After the second L.A. show, the entire U2 entourage attends a show-biz party high up in the hills, drinking and dancing in the unlikely company of the now ubiquitous Axl Rose (and his ever-present giant of a minder), Bruce and Patti, a seriously dapper Terence Trent D'Arby (in frock coat and silver-topped cane), and sundry illustrious movers and shakes (and god-awful dancers) from the Bel Air business set. The following night, too, everyone sits around till dawn, then finishes up with breakfast at a local diner. When I stroll back to the hotel, I find Bono sitting across the road chatting to faithful fans who, apart from the duration of the two shows, had been waiting patiently across the street from the hotel.

The journey from Los Angeles to San Diego takes over four hours instead of the normal two, the freeway choked with traffic most of the way. Inside the band's coach -- the private Zoo TV jet remained grounded for this short hop -- things are unusually subdued. Bono is speaking in whispers to protect a nagging sore throat, the ever-present shades protecting his tired, dark-lined eyes. When we eventually arrive at the San Diego Sports Arena, there are maybe a thousand U2 fans congregated around the backstage driveway. Bon leaves the coach, sore throat momentarily forgotten, to greet them. Inside, things are running slightly late. By the time U2 finally take the stage, the audience is buzzing, of the edge. Madness Central.

Early in the set, Bono abruptly fractures the momentum, derailing the group halfway through "Who's Gonna Ride Your Wild Horses?" by attempting an ultimately unsuccessful solo acoustic version of the song. Almost immediately, the band pull themselves out of cruising mode and into an altogether edgier place, rescuing a potentially average show. "We were dog-tired and needed a jolt like that to kick-start things," the Edge smiles ruefully, safely ensconced back on the bus. Bono, meanwhile, looks shattered and only emerges from the rear of the coach toward the end of the journey.

I sit and talk with the Edge about the strange energy of the night's performance. "It's funny, but even within the space of one song, you can feel the audience come and go. The only thing to do is kick into a heavier gear and go for it. Some of our best gigs have been ones that start off badly and then become manic and unpredictable. Heavy but cool is the key."

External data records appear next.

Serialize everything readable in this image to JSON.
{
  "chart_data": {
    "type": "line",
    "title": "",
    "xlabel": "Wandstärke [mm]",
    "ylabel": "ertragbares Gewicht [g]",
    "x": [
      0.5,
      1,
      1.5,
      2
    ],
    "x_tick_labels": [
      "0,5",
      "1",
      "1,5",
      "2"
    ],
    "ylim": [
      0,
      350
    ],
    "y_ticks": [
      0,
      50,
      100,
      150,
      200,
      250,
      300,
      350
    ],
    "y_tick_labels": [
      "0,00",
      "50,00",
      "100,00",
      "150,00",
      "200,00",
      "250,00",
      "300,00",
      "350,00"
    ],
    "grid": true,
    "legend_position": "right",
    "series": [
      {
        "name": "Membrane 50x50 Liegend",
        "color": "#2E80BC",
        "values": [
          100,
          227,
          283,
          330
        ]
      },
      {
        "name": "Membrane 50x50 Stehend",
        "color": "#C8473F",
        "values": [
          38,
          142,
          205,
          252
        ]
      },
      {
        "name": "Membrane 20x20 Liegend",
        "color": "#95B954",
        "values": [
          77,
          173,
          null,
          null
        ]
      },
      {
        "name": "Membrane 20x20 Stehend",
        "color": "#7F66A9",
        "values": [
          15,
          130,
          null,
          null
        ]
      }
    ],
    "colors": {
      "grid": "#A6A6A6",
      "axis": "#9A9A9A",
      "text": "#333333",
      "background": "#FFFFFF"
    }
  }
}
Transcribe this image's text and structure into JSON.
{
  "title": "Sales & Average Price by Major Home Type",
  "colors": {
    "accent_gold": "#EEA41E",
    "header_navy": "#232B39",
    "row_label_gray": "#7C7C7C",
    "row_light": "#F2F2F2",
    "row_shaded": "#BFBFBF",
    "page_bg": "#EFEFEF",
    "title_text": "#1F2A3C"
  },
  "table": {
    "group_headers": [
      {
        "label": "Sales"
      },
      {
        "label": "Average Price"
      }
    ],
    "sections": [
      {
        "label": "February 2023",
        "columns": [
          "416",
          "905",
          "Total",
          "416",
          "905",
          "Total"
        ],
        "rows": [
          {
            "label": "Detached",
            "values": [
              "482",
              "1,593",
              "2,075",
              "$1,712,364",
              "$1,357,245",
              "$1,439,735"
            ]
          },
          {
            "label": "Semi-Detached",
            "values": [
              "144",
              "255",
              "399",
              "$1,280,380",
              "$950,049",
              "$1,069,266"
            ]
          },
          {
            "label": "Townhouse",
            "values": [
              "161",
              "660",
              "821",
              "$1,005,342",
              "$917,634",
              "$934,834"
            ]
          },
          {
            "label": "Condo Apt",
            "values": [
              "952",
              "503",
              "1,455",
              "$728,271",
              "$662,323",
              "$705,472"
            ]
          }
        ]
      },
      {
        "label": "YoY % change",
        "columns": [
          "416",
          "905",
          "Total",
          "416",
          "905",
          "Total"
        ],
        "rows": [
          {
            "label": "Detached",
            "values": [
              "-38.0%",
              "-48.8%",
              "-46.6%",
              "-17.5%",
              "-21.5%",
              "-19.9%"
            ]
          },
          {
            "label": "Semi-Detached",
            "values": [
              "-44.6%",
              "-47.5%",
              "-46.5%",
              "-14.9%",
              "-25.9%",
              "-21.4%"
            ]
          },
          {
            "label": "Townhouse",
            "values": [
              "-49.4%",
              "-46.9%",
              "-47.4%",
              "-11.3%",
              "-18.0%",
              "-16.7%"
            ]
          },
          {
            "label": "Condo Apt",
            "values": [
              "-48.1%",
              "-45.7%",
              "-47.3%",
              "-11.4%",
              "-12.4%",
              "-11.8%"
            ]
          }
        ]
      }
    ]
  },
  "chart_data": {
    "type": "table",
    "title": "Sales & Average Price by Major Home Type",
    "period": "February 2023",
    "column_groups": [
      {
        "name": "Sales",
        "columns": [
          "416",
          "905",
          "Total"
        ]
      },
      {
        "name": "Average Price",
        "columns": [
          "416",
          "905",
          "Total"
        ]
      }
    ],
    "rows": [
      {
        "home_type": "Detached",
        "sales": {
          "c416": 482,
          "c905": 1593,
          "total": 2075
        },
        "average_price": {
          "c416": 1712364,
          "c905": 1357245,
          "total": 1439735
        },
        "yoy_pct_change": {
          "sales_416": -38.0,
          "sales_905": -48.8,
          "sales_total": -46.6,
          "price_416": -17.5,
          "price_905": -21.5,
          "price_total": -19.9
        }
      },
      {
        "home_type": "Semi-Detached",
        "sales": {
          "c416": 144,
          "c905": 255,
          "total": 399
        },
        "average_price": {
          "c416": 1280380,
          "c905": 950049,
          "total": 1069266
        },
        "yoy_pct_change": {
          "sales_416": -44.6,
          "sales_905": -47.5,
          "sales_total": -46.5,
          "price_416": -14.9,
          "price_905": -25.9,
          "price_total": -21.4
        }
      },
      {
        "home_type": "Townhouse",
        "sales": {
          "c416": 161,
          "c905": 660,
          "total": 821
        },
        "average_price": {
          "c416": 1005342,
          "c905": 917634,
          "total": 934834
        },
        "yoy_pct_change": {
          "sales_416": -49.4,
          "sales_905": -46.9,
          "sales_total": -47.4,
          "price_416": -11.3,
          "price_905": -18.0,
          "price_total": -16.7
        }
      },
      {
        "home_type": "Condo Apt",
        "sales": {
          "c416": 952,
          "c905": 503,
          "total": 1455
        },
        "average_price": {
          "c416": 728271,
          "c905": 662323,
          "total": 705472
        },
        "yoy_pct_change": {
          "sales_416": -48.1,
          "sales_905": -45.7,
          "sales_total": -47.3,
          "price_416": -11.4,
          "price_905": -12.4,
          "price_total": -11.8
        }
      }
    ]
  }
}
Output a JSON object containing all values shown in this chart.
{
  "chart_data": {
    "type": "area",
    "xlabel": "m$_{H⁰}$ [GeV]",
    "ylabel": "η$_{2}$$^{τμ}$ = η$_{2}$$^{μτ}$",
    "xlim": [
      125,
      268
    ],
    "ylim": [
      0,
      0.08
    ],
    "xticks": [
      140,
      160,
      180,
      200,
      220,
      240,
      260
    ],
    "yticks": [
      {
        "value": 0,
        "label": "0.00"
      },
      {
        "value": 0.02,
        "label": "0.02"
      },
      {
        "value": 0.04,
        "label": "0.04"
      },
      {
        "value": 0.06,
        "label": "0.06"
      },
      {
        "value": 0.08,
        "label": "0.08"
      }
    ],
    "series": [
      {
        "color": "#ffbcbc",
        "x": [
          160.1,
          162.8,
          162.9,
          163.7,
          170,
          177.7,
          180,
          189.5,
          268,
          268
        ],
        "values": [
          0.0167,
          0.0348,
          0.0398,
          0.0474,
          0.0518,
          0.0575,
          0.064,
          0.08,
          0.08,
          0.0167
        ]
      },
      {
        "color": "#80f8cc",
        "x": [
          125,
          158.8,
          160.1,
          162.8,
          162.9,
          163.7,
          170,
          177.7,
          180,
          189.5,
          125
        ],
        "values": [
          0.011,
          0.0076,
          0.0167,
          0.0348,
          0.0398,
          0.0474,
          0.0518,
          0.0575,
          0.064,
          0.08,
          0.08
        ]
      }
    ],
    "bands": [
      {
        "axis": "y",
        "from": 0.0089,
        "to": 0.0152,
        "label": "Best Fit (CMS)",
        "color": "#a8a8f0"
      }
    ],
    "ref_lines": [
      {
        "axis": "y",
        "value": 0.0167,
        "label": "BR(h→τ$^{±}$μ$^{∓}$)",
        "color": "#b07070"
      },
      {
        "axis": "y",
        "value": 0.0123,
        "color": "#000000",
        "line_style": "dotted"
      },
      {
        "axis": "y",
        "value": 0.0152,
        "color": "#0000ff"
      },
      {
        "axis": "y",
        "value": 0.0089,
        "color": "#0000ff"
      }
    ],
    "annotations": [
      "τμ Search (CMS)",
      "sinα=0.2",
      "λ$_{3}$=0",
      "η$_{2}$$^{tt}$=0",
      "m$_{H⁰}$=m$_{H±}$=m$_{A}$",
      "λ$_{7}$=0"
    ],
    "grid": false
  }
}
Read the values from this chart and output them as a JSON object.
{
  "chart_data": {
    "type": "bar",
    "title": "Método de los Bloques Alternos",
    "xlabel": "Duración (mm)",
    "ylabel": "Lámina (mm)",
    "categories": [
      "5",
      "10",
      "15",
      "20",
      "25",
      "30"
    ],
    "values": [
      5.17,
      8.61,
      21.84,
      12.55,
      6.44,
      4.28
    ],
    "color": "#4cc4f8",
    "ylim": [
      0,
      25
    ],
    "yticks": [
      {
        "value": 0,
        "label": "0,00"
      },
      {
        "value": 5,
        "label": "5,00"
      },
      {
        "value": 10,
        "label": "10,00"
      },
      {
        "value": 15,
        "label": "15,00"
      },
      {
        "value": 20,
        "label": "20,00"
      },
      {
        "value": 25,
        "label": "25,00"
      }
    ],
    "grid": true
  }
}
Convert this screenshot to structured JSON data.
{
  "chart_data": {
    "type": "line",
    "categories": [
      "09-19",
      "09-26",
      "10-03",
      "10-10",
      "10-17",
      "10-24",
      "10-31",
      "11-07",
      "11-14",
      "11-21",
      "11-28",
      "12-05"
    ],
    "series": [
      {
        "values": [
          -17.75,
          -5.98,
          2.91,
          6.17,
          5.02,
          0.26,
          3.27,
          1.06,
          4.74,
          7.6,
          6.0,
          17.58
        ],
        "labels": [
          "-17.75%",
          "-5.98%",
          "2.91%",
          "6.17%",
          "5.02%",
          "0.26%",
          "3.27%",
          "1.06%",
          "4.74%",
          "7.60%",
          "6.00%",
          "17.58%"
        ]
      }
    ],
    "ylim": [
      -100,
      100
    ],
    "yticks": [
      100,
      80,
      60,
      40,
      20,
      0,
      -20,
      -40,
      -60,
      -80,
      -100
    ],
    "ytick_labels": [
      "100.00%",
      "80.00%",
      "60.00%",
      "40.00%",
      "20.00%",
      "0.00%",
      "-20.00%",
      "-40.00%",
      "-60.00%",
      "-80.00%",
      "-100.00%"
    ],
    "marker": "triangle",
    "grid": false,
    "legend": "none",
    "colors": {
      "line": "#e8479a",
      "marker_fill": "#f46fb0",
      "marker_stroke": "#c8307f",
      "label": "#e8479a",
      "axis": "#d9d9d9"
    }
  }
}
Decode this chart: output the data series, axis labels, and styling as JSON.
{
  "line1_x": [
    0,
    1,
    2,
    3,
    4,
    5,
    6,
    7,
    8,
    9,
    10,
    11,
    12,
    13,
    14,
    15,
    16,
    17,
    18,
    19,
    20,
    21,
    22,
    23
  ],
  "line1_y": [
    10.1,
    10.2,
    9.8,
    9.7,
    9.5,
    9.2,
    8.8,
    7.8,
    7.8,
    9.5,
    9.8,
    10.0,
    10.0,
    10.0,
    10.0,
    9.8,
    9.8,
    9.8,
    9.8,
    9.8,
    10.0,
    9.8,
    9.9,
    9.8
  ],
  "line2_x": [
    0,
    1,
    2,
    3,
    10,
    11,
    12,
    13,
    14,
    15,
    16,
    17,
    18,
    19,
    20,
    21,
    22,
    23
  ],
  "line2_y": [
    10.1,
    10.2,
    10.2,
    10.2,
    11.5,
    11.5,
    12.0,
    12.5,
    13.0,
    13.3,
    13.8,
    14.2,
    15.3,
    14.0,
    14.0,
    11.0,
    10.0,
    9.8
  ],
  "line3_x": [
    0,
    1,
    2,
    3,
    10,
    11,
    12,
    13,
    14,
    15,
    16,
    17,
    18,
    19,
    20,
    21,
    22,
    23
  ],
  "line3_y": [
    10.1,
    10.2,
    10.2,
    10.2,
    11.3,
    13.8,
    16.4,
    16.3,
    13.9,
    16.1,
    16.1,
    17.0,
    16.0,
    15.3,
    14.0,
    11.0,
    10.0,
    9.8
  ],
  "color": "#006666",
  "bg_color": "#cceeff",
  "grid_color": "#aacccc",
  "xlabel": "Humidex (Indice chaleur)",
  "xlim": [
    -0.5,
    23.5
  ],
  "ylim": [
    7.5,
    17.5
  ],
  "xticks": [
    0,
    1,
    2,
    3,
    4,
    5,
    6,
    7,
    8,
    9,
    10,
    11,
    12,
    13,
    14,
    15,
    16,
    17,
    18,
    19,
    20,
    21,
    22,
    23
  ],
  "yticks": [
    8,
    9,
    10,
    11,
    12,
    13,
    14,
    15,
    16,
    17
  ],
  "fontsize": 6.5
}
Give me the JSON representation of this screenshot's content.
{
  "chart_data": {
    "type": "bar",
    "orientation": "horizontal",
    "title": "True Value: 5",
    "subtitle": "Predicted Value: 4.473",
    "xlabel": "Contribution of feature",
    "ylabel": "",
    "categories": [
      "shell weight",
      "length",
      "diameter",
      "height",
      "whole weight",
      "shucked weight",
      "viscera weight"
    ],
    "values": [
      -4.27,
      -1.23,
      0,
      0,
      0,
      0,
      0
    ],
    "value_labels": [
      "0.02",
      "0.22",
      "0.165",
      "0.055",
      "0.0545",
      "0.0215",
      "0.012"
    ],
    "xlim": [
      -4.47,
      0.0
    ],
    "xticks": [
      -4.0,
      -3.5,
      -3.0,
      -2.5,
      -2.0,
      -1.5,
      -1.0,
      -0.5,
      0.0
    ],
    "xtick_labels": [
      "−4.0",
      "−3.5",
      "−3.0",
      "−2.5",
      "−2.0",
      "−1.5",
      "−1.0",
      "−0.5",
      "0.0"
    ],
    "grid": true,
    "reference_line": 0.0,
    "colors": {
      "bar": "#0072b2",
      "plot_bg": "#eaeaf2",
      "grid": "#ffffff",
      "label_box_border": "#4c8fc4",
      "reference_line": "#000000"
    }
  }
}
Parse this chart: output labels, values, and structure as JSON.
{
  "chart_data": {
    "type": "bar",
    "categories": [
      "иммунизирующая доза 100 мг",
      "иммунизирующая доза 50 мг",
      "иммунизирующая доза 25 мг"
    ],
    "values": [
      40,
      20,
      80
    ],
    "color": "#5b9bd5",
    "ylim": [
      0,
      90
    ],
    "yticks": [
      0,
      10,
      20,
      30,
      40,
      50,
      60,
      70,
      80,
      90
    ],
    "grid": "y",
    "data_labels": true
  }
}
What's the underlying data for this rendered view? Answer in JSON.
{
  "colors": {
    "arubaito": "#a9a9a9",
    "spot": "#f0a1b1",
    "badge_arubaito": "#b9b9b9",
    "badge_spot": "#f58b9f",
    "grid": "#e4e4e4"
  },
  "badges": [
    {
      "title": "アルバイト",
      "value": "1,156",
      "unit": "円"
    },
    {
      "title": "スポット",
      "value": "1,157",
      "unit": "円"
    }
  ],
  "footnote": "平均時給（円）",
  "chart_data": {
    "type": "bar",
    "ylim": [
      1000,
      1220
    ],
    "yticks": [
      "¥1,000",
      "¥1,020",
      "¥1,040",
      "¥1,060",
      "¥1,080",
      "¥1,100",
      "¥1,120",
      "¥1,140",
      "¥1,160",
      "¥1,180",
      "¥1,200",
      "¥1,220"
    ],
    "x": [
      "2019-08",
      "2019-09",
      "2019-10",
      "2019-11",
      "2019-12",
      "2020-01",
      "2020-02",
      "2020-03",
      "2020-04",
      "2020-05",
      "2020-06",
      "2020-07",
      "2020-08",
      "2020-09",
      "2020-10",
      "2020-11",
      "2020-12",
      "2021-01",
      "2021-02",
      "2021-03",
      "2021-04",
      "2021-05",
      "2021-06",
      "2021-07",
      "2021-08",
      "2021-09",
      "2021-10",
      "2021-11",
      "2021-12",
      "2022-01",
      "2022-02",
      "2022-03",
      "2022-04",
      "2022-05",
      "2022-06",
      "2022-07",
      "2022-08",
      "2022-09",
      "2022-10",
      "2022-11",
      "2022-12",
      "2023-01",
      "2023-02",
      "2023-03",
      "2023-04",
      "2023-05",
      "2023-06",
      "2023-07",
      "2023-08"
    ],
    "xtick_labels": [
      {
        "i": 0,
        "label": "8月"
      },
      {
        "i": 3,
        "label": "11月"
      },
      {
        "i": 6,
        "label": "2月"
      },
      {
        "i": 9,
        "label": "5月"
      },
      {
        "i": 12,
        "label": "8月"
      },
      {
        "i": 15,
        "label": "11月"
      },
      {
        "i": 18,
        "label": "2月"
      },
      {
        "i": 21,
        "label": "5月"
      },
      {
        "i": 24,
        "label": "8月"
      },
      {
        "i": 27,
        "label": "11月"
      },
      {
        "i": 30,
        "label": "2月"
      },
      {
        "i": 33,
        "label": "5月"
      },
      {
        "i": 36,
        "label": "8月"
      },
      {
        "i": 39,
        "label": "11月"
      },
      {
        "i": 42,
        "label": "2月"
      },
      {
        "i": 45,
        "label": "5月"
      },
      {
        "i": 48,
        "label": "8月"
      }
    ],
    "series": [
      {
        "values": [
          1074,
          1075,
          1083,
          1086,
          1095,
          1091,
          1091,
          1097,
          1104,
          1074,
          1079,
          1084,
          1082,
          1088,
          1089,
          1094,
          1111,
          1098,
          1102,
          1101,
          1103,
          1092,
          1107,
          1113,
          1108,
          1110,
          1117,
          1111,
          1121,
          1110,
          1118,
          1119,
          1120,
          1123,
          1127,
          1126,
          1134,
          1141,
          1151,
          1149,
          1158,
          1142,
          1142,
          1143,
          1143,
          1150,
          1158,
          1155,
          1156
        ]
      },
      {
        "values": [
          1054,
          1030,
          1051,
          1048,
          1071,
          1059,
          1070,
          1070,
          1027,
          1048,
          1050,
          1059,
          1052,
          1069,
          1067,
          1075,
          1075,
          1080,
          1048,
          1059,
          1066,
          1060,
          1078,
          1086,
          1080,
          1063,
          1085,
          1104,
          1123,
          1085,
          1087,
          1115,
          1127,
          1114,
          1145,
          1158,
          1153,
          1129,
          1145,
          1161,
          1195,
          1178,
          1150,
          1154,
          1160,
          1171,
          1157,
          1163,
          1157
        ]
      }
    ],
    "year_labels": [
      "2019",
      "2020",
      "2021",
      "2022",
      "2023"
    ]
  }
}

It could be the motto. U2 have finally learned how to be serious and hand loose. "We've learned a lot very late in the game," the Edge grins. "Technical stuff like song structure, even the basics of songwriting. But ultimately, all the technical stuff doesn't really diminish the huge emotional investment we need to continue. The essence of what we do has always been, and probably always will be, very daunting. It's always in the back of your mind that one day you might just draw a blank."

It's the theme that Adam Clayton touched on earlier in the week when he had mentioned "the real jeopardy involved in making each U2 album." I'd countered by asking him what he would do if U2 ceased to exist. "I really don't know what else I'd do, or could do. The band is the oldest relationship any of us has ever had with anyone other than our parents."

The last word, as ever goes to Bono: "All that shit about being the biggest, the best, the loudest is all meaningless. The biggest turnon about having shitloads of money is the ability to do what you like; you can afford independence that a lot of so-called indie bands can't. It's a question of making the leap and not believing in the hype that rock 'n' roll has become. It would be such a total cliche to roll over at this time. After the first ten years, the rock clich is to break up or repeat yourself ad nauseum. We've managed to avoid that, and we're nowhere near used up. In fact, we're only just getting into it."